October, the month when homesteaders everywhere take stock. Now is the time when you find yourself in your root cellar counting sacks of potatoes and jars of tomatoes. This is the moment when you open the freezer, just to see how many berries you actually managed to freeze, amongst all of that July eating you did.
Now is the time when you look upon your woodpile, and wonder, can we really keep the home-fires burning all winter long? And before you admire your hard-work, before you appreciate your dedicated efforts and pat yourself on the back, the first question that arises is, did we do enough? Did we chop enough wood and grow enough potatoes?
Did we preserve enough pickles, make enough jam, dry enough herbs? And when no answer comes (because one never seems to) you simply have to be okay with what you did, and you have to say to yourself, we did what we could, and, it is enough.
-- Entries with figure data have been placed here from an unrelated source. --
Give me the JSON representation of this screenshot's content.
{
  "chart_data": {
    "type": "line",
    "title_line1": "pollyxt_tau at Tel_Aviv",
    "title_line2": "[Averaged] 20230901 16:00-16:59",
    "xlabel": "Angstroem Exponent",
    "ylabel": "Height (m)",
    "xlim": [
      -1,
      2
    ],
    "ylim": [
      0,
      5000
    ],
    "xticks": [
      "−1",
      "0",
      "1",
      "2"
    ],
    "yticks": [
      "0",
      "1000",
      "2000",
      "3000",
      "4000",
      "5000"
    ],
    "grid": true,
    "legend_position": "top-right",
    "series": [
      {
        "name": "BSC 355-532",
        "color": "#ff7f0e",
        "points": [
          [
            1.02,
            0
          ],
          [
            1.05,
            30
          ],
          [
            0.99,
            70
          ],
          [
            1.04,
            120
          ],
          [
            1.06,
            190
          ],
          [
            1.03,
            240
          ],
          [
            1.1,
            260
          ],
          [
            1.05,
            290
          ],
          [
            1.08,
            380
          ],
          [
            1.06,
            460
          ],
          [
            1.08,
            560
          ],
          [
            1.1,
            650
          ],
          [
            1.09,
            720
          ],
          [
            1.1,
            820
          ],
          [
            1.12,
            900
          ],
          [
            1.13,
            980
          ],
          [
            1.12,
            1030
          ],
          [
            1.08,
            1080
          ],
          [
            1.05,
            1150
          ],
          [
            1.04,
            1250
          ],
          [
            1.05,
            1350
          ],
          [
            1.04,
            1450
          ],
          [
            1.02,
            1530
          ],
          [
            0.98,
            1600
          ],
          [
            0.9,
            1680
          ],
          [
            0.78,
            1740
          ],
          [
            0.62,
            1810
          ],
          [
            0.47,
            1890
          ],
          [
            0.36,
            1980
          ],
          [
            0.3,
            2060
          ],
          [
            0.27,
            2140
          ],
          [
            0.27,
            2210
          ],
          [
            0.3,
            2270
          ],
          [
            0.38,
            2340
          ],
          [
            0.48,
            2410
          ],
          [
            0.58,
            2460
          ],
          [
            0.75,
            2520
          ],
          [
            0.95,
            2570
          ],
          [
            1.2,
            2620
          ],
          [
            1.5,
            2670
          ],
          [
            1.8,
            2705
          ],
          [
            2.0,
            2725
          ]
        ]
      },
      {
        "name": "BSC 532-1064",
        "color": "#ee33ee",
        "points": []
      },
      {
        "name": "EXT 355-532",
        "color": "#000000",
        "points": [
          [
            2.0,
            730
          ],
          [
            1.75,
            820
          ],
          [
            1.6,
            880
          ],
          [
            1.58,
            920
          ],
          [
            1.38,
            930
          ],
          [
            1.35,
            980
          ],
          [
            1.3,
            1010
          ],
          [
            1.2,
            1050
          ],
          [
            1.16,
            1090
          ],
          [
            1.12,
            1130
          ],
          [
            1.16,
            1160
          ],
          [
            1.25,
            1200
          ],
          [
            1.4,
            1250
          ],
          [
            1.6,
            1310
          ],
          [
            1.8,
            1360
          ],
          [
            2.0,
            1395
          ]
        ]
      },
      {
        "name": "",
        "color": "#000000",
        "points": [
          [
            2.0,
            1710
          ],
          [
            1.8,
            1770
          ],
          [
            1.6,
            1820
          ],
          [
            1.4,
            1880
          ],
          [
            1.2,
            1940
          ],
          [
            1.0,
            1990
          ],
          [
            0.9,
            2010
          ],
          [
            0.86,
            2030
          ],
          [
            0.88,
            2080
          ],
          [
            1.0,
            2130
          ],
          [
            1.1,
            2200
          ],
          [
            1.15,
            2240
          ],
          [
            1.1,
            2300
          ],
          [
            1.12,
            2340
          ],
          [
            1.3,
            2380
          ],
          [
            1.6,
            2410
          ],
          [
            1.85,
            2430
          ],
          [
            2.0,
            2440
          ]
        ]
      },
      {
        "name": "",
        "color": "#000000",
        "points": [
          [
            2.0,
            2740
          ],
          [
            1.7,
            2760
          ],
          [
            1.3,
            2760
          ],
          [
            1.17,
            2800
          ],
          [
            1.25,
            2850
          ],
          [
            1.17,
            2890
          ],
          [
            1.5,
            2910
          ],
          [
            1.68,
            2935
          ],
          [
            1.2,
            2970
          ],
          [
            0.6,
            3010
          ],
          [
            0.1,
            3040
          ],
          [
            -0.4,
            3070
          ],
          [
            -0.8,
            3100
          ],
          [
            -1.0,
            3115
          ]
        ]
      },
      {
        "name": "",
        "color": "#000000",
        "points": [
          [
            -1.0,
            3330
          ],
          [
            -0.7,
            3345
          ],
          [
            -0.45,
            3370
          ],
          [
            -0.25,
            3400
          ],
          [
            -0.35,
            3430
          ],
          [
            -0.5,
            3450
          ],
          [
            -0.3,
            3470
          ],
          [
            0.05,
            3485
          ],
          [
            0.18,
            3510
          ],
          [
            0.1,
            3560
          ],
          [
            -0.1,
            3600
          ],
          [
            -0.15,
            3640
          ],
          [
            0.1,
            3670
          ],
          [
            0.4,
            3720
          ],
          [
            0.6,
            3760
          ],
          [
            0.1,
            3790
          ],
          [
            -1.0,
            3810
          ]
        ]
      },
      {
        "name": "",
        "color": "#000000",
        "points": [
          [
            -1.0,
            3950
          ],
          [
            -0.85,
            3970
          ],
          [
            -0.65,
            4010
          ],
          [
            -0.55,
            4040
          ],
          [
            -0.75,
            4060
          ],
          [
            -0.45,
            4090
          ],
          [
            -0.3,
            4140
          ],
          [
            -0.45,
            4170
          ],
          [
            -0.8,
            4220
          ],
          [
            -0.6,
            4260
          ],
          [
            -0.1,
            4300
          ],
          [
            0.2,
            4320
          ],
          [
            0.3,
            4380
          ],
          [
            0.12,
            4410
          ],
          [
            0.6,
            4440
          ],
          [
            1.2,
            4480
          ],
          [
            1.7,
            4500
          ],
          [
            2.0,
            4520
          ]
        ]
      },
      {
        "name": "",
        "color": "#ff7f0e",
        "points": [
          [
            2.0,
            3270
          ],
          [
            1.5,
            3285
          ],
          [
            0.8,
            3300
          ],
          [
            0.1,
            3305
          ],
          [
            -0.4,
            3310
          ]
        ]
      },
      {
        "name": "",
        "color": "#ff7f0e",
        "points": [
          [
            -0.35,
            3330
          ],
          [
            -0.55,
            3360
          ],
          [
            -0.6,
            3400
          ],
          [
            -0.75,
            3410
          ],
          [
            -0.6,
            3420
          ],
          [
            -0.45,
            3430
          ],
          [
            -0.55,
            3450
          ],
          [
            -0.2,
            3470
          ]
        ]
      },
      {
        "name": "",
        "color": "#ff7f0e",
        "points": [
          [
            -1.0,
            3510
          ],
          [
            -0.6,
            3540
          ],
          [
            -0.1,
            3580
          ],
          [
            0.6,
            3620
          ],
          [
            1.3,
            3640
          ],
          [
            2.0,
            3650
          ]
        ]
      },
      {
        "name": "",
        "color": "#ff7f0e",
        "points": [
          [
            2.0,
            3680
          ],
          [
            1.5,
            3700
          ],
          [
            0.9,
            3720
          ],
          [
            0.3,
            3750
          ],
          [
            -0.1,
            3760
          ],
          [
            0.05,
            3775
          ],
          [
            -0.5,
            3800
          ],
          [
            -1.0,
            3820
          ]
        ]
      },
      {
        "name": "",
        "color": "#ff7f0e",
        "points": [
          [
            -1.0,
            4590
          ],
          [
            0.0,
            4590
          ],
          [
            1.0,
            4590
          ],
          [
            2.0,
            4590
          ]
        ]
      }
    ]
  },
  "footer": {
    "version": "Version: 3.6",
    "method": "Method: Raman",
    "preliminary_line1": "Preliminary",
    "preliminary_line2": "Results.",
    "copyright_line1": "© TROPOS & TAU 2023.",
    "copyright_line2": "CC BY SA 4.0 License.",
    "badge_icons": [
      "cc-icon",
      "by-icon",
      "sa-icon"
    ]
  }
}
And later that evening, when you are sipping your tea and warming yourself by the wood-stove, you have to feel grateful that you live in a place where there are grocery stores just down the way that will have potatoes for you to buy, when your own supply runs out. And then you marvel at the incredible strength of those who do not have this option. Because there are still places in the world where ‘doing enough’ has a very different meaning. And suddenly you recognize what a privileged life you do live, and you find yourself on your knees with gratitude for all that you have, and there is nothing left to want or need, except the same for every soul living on this good earth, and then you utter a silent prayer: Let there be enough for everyone, everywhere, always.
Yes, this good earth, she is still offering us so much bounty, even as the days shorten and the nights lengthen and there is a chill in the morning air, the garden is still growing. And every evening when I am down in the garden, collecting greens for our dinner, I find myself singing my gratitude to this land.
Whispering my thank you’s to the nasturtium and the lettuce leaves.
And celebrating their green goodness in my cupped hands.
And while I am picking greens and giving thanks to the stemmed and petaled ones, Mark and Cohen are out in the forest collecting basketfuls of chanterelles.
And when Mark is not wandering through the deep woods alongside Cohen, with a basket full of mushrooms and our trusty hound, he is baking bread.
Lots and lots of bread.
Bread that he is loading into the car and taking to the local markets, or selling directly from his oven on the farm on Friday afternoons, to the local people and their horses.
And the people appear to be falling rather in love with his bread, for they are coming up to him in the most random of places (bank line ups and hiking trails) and saying things like, “Oh You’re That Amazing Bread Guy.” ( eh eh). And each time it happens, I blush and feel my heart swell with pride. My good man, “The Amazing Bread Guy.”
And while Mark and his bread are getting more amazing, Katie has been busy making Nocino. And for those of you who have been following us along here, you will remember that Nocino is an Italian aperitif made from green walnuts, which Katie and I have been steeping in the summer-sun since June. And, now that the sun is retiring in the autumn sky, the steeping is complete and it is time to bottle. And so bottle we did!
And for those of you who don’t know, Katie is a food and drink alchemist, and working under her tutelage is really quite an honour.
One can just gaze upon these bottles and feel their magical properties. According to Katie they will be ready to drink by Christmas, but will only get better with age. Oh and speaking of magical elixirs, my dear friend Jessie and I spent a beautiful afternoon making Rosehip Honey Syrup~ which is equal parts Rosehips to Honey Grove Honey, distilled into a sweet and nourishing immune tonic for the winter months.
And I must admit that even the process of making it was a nourishing experience, gathering plump rosehips, on a sunny morning by the sea side with our dog friends.
For winter is coming, and nourishment will be essential in the cold months to come. Of course you would not know it (that winter is coming) for there are flowers still blooming.
And bouquets being made and sold alongside Mark’s bread on Fridays.
And while some plants continue to flower, others have turned back into seeds.
Seeds, beautiful seeds.
For like me, they are not sure when to stop either, or when it is enough? Of course, whenever I find myself in doubt (which is often) I just go and find my dearest Dog Friend, and he offers me his secret of the universe, which has something to do with “acceptance of all that is, and not to worry,” and well, once I hear it, I can rest, for the moment at least.
And now, from the edge of this autumnal fir-wood, I bid you farewell, for there is a tree full of apples that is calling my name, and a local bear, who might have already got there before me.